Implement the minimumSpanningTreeWeightSimple method that returns the total weight of a minimum spanning tree.
The input represents a weighted undirected graph. nodes is the number of vertices and each edge is given as [u, v, weight].
Your task is to find the total weight of the minimum spanning tree. A minimum spanning tree connects all nodes using the lowest possible total edge weight without creating cycles.

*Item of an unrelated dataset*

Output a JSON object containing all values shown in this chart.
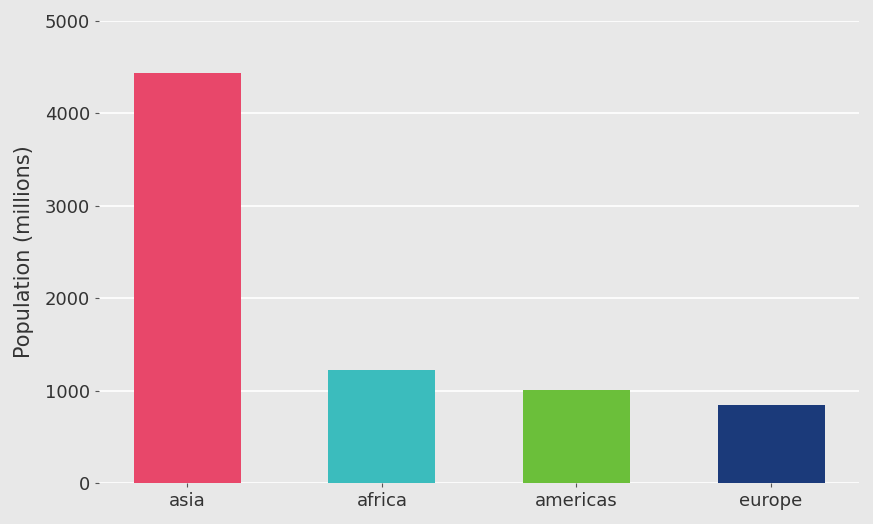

For example, for edges [[0,1,1],[1,2,2],[0,2,4]], choosing weights 1 and 2 connects all three nodes, so the answer is 3.
Use Kruskal algorithm.
Sort all edges by weight in ascending order. Then pick edges one by one only when the edge connects two different components. A union-find data structure helps quickly check whether adding an edge would create a cycle.
Stop when nodes - 1 edges have been selected. The accumulated weight is the minimum spanning tree weight.
Pseudocode:
function minimumSpanningTreeWeightSimple(nodes, edges, size):
sort edges by weight ascending
parent = create union find for nodes
totalWeight = 0
selectedEdges = 0
for each edge [u, v, weight] in edges:
if find(u) != find(v):
union(u, v)
totalWeight = totalWeight + weight
selectedEdges++
if selectedEdges == nodes - 1:
break
if selectedEdges != nodes - 1:
return -1
return totalWeight